12 In support of this argument counsel referred to s 84 of the Property Law Act 1969 (WA). That section is in the following terms:
"84. Execution by attorney in his own name
(1) The donee of a power of attorney may execute or do any assurance, instrument, or thing in and with his own name and signature and his own seal (where sealing is required) by the authority of the donor of the power.
(Page 7)
- (2) Every assurance, instrument and thing so executed and done shall be as effectual in law to all intents as if it had been executed or done by the donee of the power in the name and with the signature and seal of the donor thereof.
(3) This section applies to powers of attorney created by instruments executed either before or after the coming into operation of this Act."
13 Counsel submitted that the effect of s 84 was that the demand issued by Rowena was effectively issued on behalf of the lender. Properly considered, it was not a demand issued by Rowena. Therefore, it was said, apart from anything else there was no proper demand by Rowena for repayment of the loan funds and the claim must fail.

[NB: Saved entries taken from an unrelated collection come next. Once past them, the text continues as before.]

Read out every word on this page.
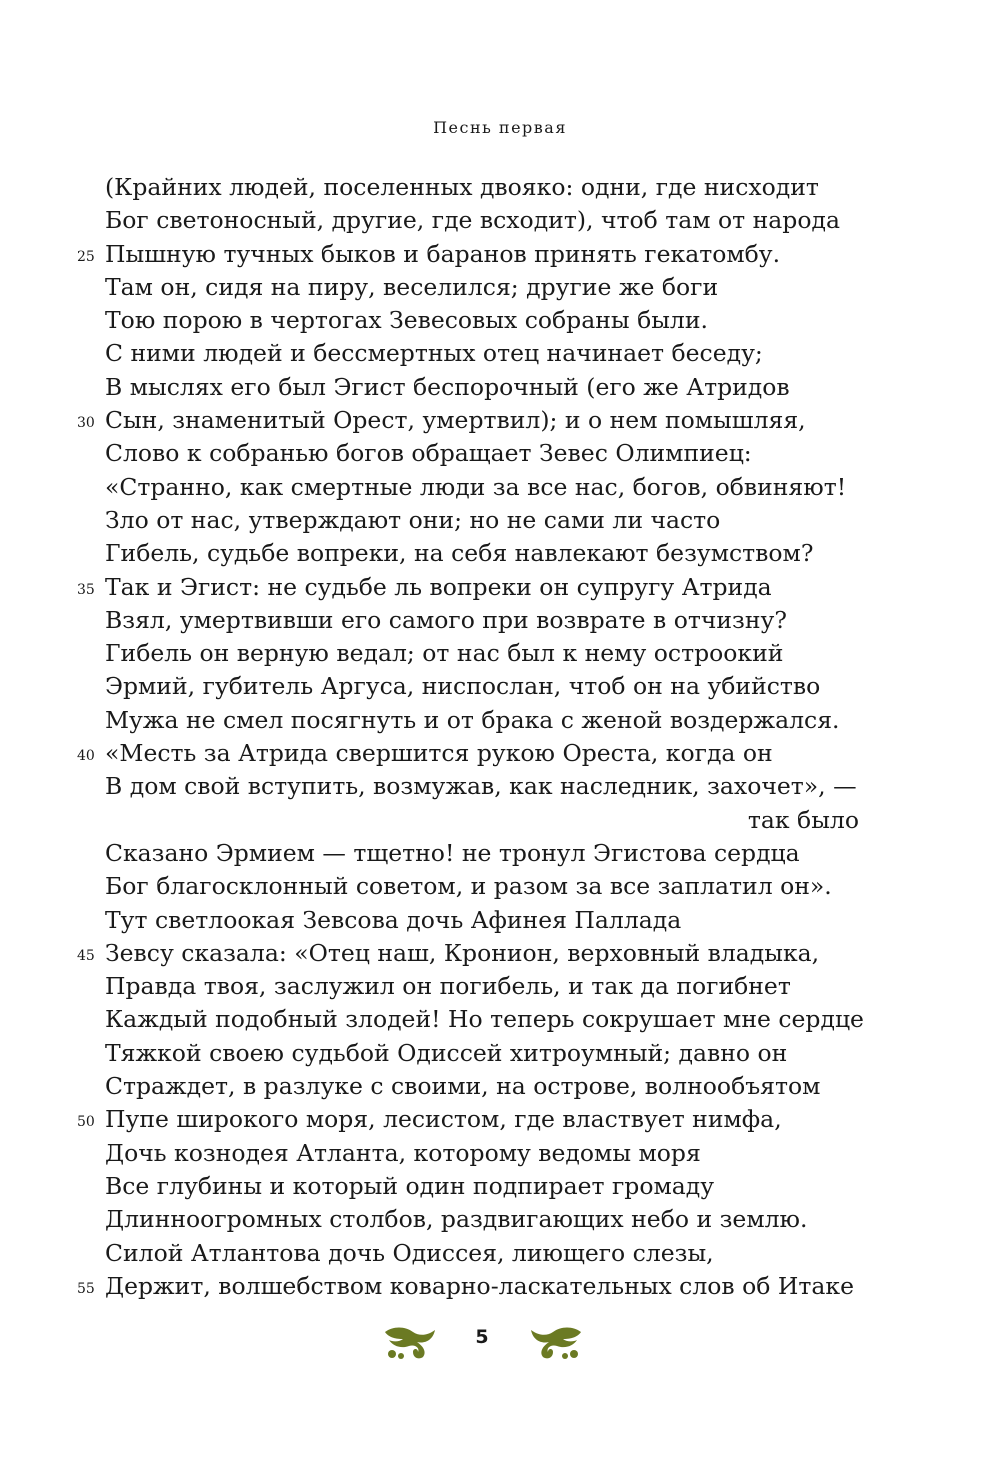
Песнь первая
(Крайних людей, поселенных двояко: одни, где нисходит
Бог светоносный, другие, где всходит), чтоб там от народа
25 Пышную тучных быков и баранов принять гекатомбу.
Там он, сидя на пиру, веселился; другие же боги
Тою порою в чертогах Зевесовых собраны были.
С ними людей и бессмертных отец начинает беседу;
В мыслях его был Эгист беспорочный (его же Атридов
30 Сын, знаменитый Орест, умертвил); и о нем помышляя,
Слово к собранью богов обращает Зевес Олимпиец:
«Странно, как смертные люди за все нас, богов, обвиняют!
Зло от нас, утверждают они; но не сами ли часто
Гибель, судьбе вопреки, на себя навлекают безумством?
35 Так и Эгист: не судьбе ль вопреки он супругу Атрида
Взял, умертвивши его самого при возврате в отчизну?
Гибель он верную ведал; от нас был к нему остроокий
Эрмий, губитель Аргуса, ниспослан, чтоб он на убийство
Мужа не смел посягнуть и от брака с женой воздержался.
40 «Месть за Атрида свершится рукою Ореста, когда он
В дом свой вступить, возмужав, как наследник, захочет», —
так было
Сказано Эрмием — тщетно! не тронул Эгистова сердца
Бог благосклонный советом, и разом за все заплатил он».
Тут светлоокая Зевсова дочь Афинея Паллада
45 Зевсу сказала: «Отец наш, Кронион, верховный владыка,
Правда твоя, заслужил он погибель, и так да погибнет
Каждый подобный злодей! Но теперь сокрушает мне сердце
Тяжкой своею судьбой Одиссей хитроумный; давно он
Страждет, в разлуке с своими, на острове, волнообъятом
50 Пупе широкого моря, лесистом, где властвует нимфа,
Дочь козн​одея Атланта, которому ведомы моря
Все глубины и который один подпирает громаду
Длинноогромных столбов, раздвигающих небо и землю.
Силой Атлантова дочь Одиссея, лиющего слезы,
55 Держит, волшебством коварно-ласкательных слов об Итаке
5
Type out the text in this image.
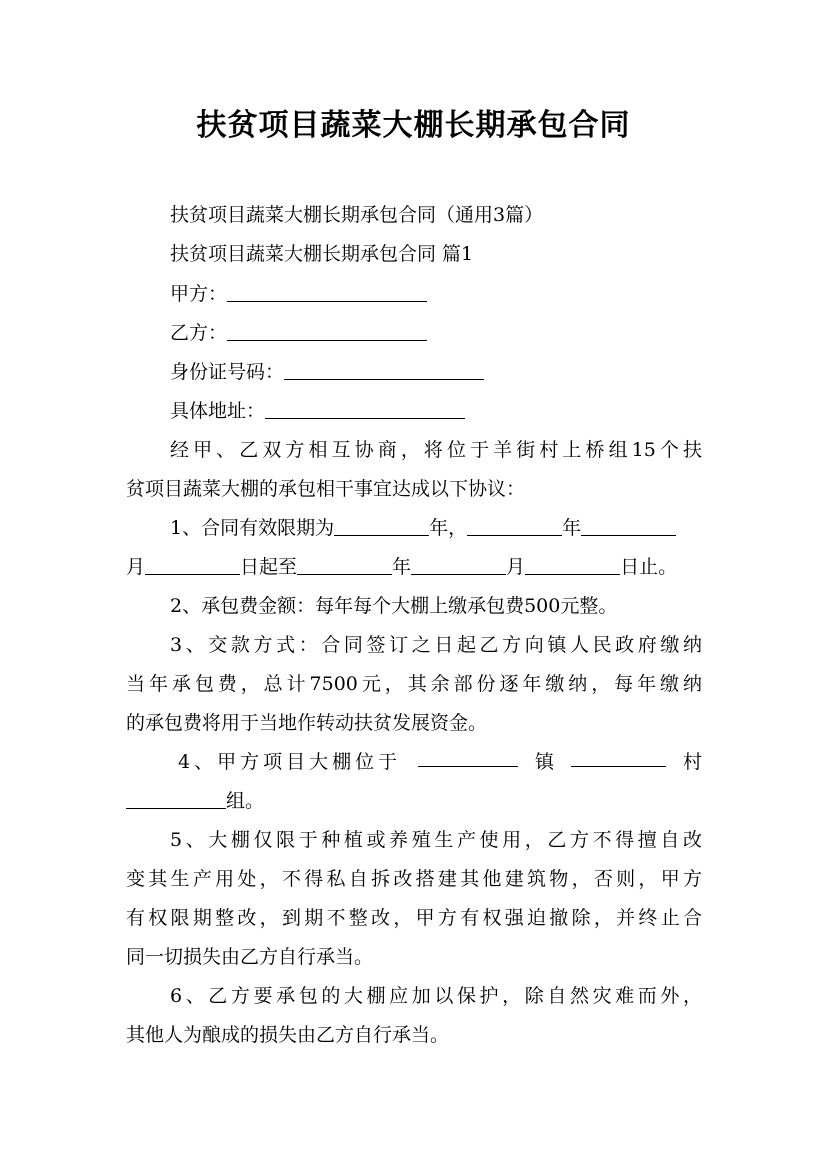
扶贫项目蔬菜大棚长期承包合同
扶贫项目蔬菜大棚长期承包合同（通用3篇）
扶贫项目蔬菜大棚长期承包合同 篇1
甲方：
乙方：
身份证号码：
具体地址：
经甲、乙双方相互协商，将位于羊街村上桥组15个扶
贫项目蔬菜大棚的承包相干事宜达成以下协议：
1、合同有效限期为	年，	年
月	日起至	年	月	日止。
2、承包费金额：每年每个大棚上缴承包费500元整。
3、交款方式：合同签订之日起乙方向镇人民政府缴纳
当年承包费，总计7500元，其余部份逐年缴纳，每年缴纳
的承包费将用于当地作转动扶贫发展资金。
4、甲方项目大棚位于	镇	村
组。
5、大棚仅限于种植或养殖生产使用，乙方不得擅自改
变其生产用处，不得私自拆改搭建其他建筑物，否则，甲方
有权限期整改，到期不整改，甲方有权强迫撤除，并终止合
同一切损失由乙方自行承当。
6、乙方要承包的大棚应加以保护，除自然灾难而外，
其他人为酿成的损失由乙方自行承当。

14 In my view, the defendants' position, so far as the proper plaintiff is concerned, is arguable. That being so, the plaintiff's application for summary judgment must fail. There is clearly a serious question to be tried as to whether or not Rowena is the proper plaintiff in these proceedings. The remaining question is whether the defendants' case is unanswerable so that judgment ought be entered under O 16.
15 I am not satisfied that there is no answer to Rowena's defence to these proceedings. It is by no means clear on the present state of the evidence where the funds loaned to the defendants came from. They may have come from third party lenders, they may have come from Rowena, or it may not be possible to ascertain precisely where they came from. But this issue of fact needs to be explored. For instance, were it to be found that the funds came from trust moneys held by Rowena in circumstances where the beneficial owner of the funds was unaware they were being used to loan to persons such as the defendants, then Rowena may have a right, and indeed a duty, to recover those funds. But until the factual background is determined it is not possible, in my view, to say that Rowena does not have an arguable case to recover funds from the defendants.
16 For these reasons I would dismiss both summary judgment applications. I will hear the parties as to costs and as to further orders in relation to the defendants' remaining applications.